Nineteenth century ladies were all about hats. They wore indoor bonnets and outdoor bonnets. Big hats, little hats, silk hats, straw hats. Hats were the fashion and a city of any size had a millinery shop to cater to ladies’ desires for hats. Hats are certainly best displayed on something head-shaped and about 1820 the French began to make papier mâché heads that were pretty, lifelike, could be displayed in the milliner’s window and even had a whole in back where scarves, flowers and other hat adornments could be kept close at hand. These milliner’s heads have been highly collected since early folk art collector Elie Nadelman added them to his important folk art collection. Nadelman was a Modernist Art sculptor. His interest in Modernist Art led him back to the Modernist Art’s foundation: American folk art. Nadelman’s great collection was displayed at his own Museum of Folk Arts in the Bronx. You can see Nadelman’s papier mâché milliner’s head as well has two wooden carved milliner’s heads at the New York Historical Society Museum & Library in New York City and at http://www.nyhistory.org/exhibit/milliners-head-0. Pure folk art is what these wonderful pieces are.

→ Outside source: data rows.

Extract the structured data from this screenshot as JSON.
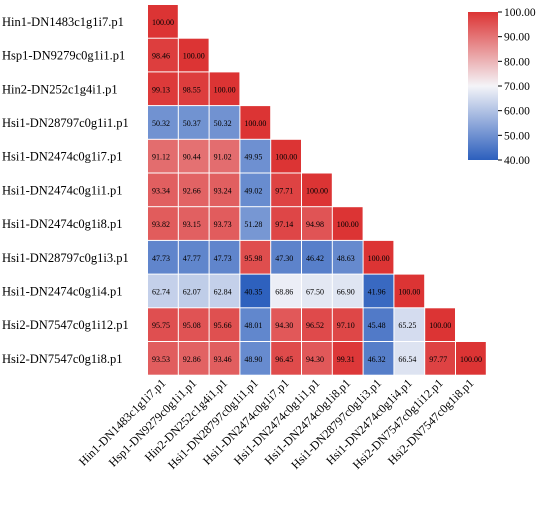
{
  "chart_data": {
    "type": "heatmap",
    "variant": "lower-triangular similarity matrix",
    "title": "",
    "labels": [
      "Hin1-DN1483c1g1i7.p1",
      "Hsp1-DN9279c0g1i1.p1",
      "Hin2-DN252c1g4i1.p1",
      "Hsi1-DN28797c0g1i1.p1",
      "Hsi1-DN2474c0g1i7.p1",
      "Hsi1-DN2474c0g1i1.p1",
      "Hsi1-DN2474c0g1i8.p1",
      "Hsi1-DN28797c0g1i3.p1",
      "Hsi1-DN2474c0g1i4.p1",
      "Hsi2-DN7547c0g1i12.p1",
      "Hsi2-DN7547c0g1i8.p1"
    ],
    "values": [
      [
        100.0
      ],
      [
        98.46,
        100.0
      ],
      [
        99.13,
        98.55,
        100.0
      ],
      [
        50.32,
        50.37,
        50.32,
        100.0
      ],
      [
        91.12,
        90.44,
        91.02,
        49.95,
        100.0
      ],
      [
        93.34,
        92.66,
        93.24,
        49.02,
        97.71,
        100.0
      ],
      [
        93.82,
        93.15,
        93.73,
        51.28,
        97.14,
        94.98,
        100.0
      ],
      [
        47.73,
        47.77,
        47.73,
        95.98,
        47.3,
        46.42,
        48.63,
        100.0
      ],
      [
        62.74,
        62.07,
        62.84,
        40.35,
        68.86,
        67.5,
        66.9,
        41.96,
        100.0
      ],
      [
        95.75,
        95.08,
        95.66,
        48.01,
        94.3,
        96.52,
        97.1,
        45.48,
        65.25,
        100.0
      ],
      [
        93.53,
        92.86,
        93.46,
        48.9,
        96.45,
        94.3,
        99.31,
        46.32,
        66.54,
        97.77,
        100.0
      ]
    ],
    "colorbar": {
      "min": 40,
      "max": 100,
      "ticks": [
        "100.00",
        "90.00",
        "80.00",
        "70.00",
        "60.00",
        "50.00",
        "40.00"
      ],
      "colors": {
        "low": "#2c5fbd",
        "mid": "#f4f4f8",
        "high": "#dc3434"
      },
      "mid_value": 70
    },
    "legend_position": "top-right"
  }
}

Of course, milliner’s heads are a natural to display with wallpaper covered bandboxes, of which many were made for and used as hat boxes. Shelburne Museum has certainly shown us how beautiful the colors of bandboxes coordinate and enhance with milliner’s head. If you have a chance to visit Shelburne, don’t miss the Hat and Fragrance Gallery with its wonderful collection of bandboxes, milliner’s heads and hats.

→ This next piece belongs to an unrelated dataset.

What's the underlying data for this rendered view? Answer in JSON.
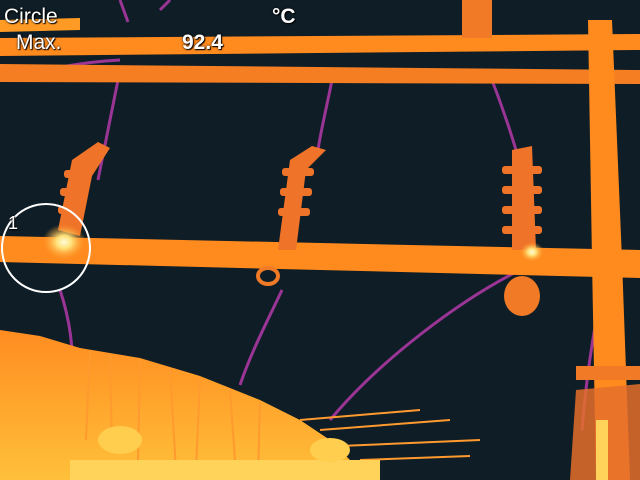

This is a really lovely French milliner’s head in really good condition. It was either kept in a box and away from dust or has been cleaned because it is the least grimy head I’ve ever had. Her blue dress is beautifully accented by a brown painted tassel design. She has rosy cheeks set off by her black painted hair, blue eyes and red lips. Most papier mâché heads have suffered flattened and rubbed noses and this lovely lady does have a dent on her nose but it’s far better than most. There are just a few dings which you can see in the photos. There are two dings at the northwest and northeast corners of the scarf opening in back and a split at the southeast corner. This is negligible considering how mandy objects and hands were in and out of these compartments on a daily basis and the fragility of 180+ years of age. The head is 14 ¾” tall x 7 ½” from tip of nose to back of head x 6" at the widest part of base. Circa 1835 and I’ve got lots of beautiful American bandboxes and even a bonnet to help you complete your collection with a great display!
Reference: Carlisle, Lilian Baker, Hat Boxes and Bandboxes at Shelburne Museum, Shelburne Museum, Shelburne, Vermont, 1960.